FP16 (Half Precision) | Floating Point Format Guide

Bit Layout

An FP16 number uses 16 bits divided into three fields:

The sign bit determines positive (0) or negative (1). The exponent is stored with a bias of 15. The mantissa stores 10 bits of fractional precision.

Overview

FP16, also known as half precision, was added to the IEEE 754-2008 standard as a storage and interchange format. At just 16 bits, it uses half the memory of FP32, making it attractive for applications where memory bandwidth is a bottleneck.

With only 5 exponent bits, FP16 has a much narrower range than FP32, with a maximum value of only 65,504. This means large values (like loss values in deep learning) can easily overflow to infinity. However, for values within its range, the 10 mantissa bits provide about 3.3 decimal digits of precision.

FP16 is widely used in ML inference, computer graphics (HDR textures), and as a storage format on GPUs. NVIDIA's Tensor Cores can perform FP16 matrix multiplications at 2× the throughput of FP32.

FP16 vs BF16 FP16 and BF16 are both 16-bit formats, but they make different trade-offs. FP16 has higher precision (10 mantissa bits vs 7) but much narrower range (max ~65K vs ~3.4×10³⁸). BF16's wider range makes it better for training, while FP16's precision makes it good for inference.

Encoding Rules

Normal Numbers

value = (-1)^sign × 2^{(exponent - 15)} × (1 + mantissa / 2¹⁰)

Normal FP16 numbers have a biased exponent between 1 and 30 (actual exponent -14 to +15). The bias of 15 is calculated as 2^(e-1) - 1, where e is the number of exponent bits (5).

Subnormal Numbers

value = (-1)^sign × 2^-14 × (0 + mantissa / 2¹⁰)
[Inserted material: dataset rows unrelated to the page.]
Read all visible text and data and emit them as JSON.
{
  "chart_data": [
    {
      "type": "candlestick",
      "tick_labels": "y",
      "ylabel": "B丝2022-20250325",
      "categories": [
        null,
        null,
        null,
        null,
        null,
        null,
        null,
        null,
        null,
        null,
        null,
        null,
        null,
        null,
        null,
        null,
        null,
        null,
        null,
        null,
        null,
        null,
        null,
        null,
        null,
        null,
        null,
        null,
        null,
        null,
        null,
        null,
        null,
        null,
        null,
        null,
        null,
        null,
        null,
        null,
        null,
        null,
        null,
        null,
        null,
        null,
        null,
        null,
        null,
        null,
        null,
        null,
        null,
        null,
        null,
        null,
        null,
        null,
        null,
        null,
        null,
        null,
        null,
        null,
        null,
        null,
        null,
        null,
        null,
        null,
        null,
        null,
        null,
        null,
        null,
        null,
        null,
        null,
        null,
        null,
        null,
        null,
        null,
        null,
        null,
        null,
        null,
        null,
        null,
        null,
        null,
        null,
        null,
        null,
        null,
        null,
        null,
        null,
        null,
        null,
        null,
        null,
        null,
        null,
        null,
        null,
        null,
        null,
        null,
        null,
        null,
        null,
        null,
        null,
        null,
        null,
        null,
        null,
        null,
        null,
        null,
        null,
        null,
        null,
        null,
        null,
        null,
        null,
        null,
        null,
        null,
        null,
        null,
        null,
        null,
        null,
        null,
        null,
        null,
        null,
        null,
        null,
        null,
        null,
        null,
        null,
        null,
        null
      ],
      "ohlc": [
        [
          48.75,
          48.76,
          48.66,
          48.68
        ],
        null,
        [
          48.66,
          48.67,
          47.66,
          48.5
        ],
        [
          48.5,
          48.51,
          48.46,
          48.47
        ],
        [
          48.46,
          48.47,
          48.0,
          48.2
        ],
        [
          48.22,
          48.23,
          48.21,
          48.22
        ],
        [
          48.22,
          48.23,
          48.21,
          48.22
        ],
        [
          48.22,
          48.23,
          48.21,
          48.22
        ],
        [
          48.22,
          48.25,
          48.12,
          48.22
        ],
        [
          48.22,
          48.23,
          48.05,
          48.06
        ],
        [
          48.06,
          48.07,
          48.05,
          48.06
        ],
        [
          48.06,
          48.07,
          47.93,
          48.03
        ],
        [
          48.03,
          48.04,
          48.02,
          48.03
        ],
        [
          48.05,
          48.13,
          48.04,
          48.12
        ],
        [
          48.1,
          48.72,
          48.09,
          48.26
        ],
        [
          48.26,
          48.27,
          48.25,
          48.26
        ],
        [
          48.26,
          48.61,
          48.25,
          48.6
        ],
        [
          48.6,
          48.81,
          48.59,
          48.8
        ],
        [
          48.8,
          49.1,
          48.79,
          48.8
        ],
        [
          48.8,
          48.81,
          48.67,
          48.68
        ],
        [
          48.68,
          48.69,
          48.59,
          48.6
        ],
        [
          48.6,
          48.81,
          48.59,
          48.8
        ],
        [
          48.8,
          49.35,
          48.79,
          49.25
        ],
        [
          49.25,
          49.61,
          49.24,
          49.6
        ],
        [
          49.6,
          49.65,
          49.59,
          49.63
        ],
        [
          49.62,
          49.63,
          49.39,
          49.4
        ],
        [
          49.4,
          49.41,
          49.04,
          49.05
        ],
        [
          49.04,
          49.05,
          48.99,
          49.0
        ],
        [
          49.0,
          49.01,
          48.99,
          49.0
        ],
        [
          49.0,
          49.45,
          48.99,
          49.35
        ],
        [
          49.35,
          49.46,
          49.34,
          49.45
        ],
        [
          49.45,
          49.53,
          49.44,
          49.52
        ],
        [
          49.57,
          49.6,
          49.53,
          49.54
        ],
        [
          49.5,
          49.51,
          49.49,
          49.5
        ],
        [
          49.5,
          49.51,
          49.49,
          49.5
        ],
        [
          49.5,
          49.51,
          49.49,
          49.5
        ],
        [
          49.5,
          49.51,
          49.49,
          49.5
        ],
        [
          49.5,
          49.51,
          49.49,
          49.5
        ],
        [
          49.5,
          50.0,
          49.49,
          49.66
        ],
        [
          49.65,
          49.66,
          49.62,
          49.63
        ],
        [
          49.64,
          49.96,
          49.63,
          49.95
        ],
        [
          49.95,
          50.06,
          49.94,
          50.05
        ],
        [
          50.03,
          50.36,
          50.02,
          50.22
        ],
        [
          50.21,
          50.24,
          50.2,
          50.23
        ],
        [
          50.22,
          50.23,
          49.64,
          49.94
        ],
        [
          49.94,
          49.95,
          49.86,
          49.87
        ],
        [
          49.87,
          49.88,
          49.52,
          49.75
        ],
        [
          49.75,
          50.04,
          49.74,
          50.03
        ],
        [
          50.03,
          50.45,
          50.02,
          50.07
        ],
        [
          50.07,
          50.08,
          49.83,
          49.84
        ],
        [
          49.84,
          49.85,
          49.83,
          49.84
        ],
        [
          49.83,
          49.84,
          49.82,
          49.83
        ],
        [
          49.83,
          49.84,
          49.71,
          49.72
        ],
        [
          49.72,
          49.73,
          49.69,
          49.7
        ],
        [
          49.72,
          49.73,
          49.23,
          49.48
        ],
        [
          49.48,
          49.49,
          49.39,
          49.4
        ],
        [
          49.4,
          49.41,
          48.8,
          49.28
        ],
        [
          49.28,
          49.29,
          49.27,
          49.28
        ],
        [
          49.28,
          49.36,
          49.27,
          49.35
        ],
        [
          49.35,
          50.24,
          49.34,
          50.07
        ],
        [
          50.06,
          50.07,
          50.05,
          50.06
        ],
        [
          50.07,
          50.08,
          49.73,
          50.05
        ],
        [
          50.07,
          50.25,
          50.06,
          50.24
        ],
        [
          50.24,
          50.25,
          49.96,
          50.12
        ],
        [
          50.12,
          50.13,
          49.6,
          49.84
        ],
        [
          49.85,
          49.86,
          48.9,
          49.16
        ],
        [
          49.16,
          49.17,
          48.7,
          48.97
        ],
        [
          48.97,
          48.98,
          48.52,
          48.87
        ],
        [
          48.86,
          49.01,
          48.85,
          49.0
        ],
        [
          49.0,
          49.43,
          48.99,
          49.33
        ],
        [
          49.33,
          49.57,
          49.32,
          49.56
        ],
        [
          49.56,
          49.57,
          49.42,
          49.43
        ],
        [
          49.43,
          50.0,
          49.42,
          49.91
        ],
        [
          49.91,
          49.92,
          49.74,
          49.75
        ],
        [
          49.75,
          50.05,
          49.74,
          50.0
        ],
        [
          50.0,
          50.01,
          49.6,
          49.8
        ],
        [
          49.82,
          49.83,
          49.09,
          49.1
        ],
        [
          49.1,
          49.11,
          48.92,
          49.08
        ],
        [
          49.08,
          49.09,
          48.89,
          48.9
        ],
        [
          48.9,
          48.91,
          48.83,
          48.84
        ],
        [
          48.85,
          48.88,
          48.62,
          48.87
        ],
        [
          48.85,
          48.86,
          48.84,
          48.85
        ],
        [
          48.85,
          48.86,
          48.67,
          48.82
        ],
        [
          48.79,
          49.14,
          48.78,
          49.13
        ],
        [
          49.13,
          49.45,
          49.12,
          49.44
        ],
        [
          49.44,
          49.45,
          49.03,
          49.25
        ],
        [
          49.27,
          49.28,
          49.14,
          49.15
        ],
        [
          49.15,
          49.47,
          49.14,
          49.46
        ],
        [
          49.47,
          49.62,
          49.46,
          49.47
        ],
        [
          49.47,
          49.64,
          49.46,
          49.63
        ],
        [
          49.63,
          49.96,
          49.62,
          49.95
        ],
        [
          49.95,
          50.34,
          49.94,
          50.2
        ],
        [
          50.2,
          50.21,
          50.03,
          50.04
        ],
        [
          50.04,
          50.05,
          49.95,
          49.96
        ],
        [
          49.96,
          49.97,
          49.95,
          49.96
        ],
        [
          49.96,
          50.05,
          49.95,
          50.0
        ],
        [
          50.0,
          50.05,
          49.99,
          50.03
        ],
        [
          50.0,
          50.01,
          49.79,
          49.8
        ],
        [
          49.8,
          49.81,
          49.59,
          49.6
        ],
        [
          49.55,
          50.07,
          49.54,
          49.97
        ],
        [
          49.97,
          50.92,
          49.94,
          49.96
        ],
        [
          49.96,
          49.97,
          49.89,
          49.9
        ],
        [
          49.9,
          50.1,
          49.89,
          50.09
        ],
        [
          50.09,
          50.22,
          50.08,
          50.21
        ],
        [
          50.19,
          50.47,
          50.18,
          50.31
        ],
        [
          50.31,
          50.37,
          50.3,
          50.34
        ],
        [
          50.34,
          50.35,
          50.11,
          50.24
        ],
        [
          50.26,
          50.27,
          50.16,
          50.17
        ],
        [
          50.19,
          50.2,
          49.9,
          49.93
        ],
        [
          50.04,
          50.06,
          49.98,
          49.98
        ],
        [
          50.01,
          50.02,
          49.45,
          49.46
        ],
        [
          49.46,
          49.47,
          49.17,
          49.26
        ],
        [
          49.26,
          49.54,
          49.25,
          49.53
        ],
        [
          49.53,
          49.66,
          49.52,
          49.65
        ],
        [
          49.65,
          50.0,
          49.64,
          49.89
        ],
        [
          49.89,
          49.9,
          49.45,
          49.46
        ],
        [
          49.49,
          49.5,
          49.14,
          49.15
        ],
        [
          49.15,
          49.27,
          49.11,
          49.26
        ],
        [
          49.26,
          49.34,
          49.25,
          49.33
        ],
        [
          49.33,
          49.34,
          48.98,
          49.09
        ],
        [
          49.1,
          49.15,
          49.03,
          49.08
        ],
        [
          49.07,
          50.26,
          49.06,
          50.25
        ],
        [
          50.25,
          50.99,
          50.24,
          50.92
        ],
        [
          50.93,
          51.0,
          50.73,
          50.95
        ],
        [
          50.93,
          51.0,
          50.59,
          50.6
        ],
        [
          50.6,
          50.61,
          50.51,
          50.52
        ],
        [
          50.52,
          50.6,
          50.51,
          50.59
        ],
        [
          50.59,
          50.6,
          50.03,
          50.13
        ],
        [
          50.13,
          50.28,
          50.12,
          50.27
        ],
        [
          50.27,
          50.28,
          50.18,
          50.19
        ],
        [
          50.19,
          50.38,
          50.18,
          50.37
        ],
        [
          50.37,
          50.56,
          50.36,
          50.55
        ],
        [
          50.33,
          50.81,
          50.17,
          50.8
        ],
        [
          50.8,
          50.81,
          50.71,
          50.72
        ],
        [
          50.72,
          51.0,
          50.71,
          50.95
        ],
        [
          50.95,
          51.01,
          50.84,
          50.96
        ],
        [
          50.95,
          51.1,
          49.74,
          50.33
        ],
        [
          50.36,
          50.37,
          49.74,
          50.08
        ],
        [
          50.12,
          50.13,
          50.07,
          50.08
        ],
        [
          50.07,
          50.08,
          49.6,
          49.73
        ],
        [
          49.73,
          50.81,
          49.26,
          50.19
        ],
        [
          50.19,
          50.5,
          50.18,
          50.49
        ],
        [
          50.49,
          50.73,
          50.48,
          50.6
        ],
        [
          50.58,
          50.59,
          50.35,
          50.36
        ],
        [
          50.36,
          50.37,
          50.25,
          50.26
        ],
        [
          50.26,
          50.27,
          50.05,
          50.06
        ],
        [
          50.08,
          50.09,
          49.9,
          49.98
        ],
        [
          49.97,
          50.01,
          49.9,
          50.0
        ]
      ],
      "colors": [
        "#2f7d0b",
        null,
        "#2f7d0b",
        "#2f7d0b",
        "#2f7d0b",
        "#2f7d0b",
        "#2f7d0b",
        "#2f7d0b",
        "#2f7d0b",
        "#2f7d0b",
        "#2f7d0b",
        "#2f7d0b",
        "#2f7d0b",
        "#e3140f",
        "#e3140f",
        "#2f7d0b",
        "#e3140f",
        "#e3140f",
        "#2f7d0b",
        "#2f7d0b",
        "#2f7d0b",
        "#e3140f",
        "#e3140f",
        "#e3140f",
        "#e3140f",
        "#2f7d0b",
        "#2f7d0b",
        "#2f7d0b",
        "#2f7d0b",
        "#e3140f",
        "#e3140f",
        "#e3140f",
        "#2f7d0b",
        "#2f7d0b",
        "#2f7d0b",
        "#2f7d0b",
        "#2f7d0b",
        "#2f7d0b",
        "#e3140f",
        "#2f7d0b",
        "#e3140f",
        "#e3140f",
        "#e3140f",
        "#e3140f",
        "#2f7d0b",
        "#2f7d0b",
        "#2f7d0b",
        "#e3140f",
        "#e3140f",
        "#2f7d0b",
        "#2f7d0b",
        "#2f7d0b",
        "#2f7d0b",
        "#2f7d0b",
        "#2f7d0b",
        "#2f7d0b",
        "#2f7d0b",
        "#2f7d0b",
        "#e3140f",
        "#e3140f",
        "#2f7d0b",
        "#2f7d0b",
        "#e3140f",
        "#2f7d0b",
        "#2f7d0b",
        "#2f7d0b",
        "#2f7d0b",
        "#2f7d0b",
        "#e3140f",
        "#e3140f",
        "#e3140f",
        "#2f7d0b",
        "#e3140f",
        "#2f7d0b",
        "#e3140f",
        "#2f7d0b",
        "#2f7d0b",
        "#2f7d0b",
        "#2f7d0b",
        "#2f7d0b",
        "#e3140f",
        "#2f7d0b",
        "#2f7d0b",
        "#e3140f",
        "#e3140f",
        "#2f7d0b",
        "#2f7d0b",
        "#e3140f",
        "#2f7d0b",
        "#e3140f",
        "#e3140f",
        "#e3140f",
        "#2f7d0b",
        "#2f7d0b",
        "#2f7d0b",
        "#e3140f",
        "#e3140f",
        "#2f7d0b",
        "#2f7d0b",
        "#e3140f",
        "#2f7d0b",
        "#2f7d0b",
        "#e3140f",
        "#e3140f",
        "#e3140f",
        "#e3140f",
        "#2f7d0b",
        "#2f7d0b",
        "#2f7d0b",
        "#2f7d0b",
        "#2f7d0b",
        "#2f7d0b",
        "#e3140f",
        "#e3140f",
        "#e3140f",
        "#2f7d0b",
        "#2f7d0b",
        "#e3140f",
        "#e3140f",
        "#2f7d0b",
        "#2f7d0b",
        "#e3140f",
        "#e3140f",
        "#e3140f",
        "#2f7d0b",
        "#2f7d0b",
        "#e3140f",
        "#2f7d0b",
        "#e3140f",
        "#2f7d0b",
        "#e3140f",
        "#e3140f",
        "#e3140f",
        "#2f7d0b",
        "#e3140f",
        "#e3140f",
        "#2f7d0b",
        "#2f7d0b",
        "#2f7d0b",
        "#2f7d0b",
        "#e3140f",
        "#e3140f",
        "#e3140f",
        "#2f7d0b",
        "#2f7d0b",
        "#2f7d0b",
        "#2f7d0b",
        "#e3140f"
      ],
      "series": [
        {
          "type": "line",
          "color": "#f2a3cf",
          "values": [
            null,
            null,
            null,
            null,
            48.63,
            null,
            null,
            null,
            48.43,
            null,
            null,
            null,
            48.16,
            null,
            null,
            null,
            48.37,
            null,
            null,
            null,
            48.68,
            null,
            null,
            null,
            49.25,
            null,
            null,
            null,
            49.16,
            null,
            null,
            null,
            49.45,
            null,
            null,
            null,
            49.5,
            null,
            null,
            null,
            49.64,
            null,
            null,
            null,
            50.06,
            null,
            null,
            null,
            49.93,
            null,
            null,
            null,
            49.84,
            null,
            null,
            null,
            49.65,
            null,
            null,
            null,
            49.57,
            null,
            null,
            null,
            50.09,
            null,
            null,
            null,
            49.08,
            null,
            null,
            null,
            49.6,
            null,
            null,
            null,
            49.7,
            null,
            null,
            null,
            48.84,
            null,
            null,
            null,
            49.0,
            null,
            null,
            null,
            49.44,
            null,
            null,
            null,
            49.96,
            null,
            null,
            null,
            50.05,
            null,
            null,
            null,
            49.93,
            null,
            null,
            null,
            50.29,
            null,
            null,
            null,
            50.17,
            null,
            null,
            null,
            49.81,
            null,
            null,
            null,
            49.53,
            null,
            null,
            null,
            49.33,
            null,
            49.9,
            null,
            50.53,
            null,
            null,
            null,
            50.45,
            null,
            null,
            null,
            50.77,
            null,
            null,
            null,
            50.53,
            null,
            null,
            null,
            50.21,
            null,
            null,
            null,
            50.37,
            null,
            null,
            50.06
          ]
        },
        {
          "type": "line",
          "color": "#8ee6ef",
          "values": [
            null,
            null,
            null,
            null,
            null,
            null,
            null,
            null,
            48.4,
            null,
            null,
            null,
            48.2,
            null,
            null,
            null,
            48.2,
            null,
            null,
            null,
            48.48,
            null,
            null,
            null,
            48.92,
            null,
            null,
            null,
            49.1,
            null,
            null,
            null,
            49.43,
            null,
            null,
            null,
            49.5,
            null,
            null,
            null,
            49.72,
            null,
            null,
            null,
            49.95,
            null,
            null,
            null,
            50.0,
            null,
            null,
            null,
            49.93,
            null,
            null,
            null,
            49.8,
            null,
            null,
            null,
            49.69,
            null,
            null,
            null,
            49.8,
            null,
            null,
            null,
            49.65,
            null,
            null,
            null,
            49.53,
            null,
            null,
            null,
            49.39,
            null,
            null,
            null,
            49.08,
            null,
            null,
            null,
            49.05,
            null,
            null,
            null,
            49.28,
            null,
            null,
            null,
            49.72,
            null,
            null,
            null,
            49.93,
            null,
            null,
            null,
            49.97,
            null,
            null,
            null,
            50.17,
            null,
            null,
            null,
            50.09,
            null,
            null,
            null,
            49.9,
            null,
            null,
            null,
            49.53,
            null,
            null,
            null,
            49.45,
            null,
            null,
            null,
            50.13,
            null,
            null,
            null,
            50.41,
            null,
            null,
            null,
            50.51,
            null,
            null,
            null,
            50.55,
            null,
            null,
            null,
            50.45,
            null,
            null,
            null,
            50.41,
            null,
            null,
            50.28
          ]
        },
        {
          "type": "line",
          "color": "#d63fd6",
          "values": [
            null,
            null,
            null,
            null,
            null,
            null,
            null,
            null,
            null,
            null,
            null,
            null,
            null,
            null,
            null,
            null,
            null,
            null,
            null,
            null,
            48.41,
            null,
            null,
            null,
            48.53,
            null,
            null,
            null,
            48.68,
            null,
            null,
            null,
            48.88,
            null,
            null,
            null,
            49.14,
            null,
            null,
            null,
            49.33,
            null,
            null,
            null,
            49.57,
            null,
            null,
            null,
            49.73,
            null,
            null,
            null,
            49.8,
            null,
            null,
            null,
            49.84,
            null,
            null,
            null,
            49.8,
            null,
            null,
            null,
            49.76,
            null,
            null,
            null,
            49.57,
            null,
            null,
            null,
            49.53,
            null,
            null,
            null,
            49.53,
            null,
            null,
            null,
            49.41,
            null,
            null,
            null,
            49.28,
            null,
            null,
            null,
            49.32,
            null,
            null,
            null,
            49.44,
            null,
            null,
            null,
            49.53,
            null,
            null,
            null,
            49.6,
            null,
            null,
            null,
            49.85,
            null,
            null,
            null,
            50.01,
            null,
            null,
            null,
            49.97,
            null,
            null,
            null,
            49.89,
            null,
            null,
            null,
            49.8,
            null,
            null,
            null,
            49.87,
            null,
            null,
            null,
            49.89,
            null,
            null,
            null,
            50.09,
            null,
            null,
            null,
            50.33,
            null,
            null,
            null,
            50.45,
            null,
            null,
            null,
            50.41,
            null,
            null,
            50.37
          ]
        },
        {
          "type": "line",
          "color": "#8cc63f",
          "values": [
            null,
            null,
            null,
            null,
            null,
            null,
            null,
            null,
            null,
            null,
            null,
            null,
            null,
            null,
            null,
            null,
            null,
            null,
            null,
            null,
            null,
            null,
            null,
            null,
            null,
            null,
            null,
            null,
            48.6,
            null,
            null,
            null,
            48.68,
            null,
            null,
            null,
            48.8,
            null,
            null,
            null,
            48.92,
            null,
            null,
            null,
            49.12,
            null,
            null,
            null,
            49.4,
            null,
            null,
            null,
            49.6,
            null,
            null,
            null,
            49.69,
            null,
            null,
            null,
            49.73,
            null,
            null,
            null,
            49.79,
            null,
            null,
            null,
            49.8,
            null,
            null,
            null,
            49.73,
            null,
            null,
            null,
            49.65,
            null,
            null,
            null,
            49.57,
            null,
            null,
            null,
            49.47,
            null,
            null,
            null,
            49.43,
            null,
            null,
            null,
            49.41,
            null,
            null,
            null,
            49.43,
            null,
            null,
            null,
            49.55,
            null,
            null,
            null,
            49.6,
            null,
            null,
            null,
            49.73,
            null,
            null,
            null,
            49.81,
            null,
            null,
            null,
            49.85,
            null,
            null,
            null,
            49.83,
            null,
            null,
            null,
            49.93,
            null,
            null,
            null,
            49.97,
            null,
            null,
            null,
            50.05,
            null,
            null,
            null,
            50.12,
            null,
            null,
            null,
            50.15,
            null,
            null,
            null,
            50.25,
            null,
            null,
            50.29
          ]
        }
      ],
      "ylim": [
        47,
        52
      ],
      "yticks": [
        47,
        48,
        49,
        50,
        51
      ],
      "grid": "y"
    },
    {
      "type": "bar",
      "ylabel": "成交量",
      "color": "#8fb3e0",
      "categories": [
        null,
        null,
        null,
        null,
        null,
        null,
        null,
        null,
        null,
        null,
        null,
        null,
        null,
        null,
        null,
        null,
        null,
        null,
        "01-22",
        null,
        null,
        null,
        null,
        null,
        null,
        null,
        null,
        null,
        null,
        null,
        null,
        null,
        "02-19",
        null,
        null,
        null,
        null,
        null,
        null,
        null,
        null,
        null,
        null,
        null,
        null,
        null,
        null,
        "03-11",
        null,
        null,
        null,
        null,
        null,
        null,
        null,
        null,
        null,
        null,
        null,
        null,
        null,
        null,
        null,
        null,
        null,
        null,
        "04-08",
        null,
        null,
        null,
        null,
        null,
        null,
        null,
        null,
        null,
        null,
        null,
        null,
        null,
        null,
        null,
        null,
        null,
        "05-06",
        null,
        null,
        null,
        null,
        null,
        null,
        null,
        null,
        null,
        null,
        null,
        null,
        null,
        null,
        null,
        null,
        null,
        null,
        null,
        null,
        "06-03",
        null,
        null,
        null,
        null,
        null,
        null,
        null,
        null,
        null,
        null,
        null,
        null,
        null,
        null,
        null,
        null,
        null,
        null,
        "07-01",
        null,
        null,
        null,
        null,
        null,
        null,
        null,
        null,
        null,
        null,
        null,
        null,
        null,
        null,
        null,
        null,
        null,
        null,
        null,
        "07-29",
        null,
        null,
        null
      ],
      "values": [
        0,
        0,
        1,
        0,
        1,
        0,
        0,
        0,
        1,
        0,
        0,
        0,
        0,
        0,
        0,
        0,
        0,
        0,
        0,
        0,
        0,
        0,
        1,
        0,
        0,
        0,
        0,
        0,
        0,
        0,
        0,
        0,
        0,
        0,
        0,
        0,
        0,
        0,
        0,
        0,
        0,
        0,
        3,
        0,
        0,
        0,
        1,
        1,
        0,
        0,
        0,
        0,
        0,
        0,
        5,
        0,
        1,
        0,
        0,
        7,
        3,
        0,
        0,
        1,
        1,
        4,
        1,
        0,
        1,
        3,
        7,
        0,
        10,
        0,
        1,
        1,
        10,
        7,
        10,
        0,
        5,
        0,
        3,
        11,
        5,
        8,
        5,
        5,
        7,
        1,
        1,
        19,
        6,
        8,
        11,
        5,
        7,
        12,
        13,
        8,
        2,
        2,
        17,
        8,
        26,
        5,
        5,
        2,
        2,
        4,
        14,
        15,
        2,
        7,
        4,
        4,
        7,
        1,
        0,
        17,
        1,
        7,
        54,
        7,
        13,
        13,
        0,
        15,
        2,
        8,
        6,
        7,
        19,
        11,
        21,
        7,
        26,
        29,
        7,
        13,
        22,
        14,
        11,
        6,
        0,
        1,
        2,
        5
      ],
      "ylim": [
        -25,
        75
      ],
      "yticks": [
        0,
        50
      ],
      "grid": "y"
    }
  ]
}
Subnormals bridge the gap between the smallest normal number and zero, enabling gradual underflow.

Special Values

Zero: Exponent = 0, Mantissa = 0.
Infinity: Exponent = 31 (all ones), Mantissa = 0.
NaN: Exponent = 31, Mantissa ≠ 0.

Interactive Value Visualizer

Click any bit to flip it, drag the slider, or enter a decimal or hex value. The graphs show how values are distributed across the encoding space.

Decimal:

Hex:

Dynamic Range & Precision

Special Values & Bit Patterns

Format Comparison

Where FP16 Is Used

GPU Tensor Cores: NVIDIA GPUs from Volta onward accelerate FP16 matrix operations via Tensor Cores (.f16 / .f16x2 types in the PTX ISA). On H100, FP16 Tensor Cores deliver 1000 TFLOPS (2000 with sparsity).
Mixed-precision training: NVIDIA's mixed-precision training guide documents the FP16 recipe: forward and backward passes in FP16, FP32 master weights, and dynamic loss scaling to prevent gradient underflow.
ML frameworks: PyTorch provides torch.float16 as a core dtype. The ONNX specification defines FLOAT16 = 10 as an IEEE 754 half-precision type for model interchange.
Kernel compilers: CUTLASS defines half_t for templated MMA abstractions. Triton exports float16 as a first-class kernel dtype, and the MLIR NVVM dialect maps FP16 to Tensor Core MMA shapes.
Graphics and HDR imaging: FP16 is the standard for HDR color channels and texture storage in OpenGL and Vulkan, providing sufficient dynamic range and precision for visual data.

Limited range FP16 overflows above 65,504 and underflows below ~6×10^-8 (normal range). Loss values, gradient norms, and intermediate activations can exceed these bounds. If you encounter frequent infinities or zeros, consider BF16 (wider range) or add loss scaling.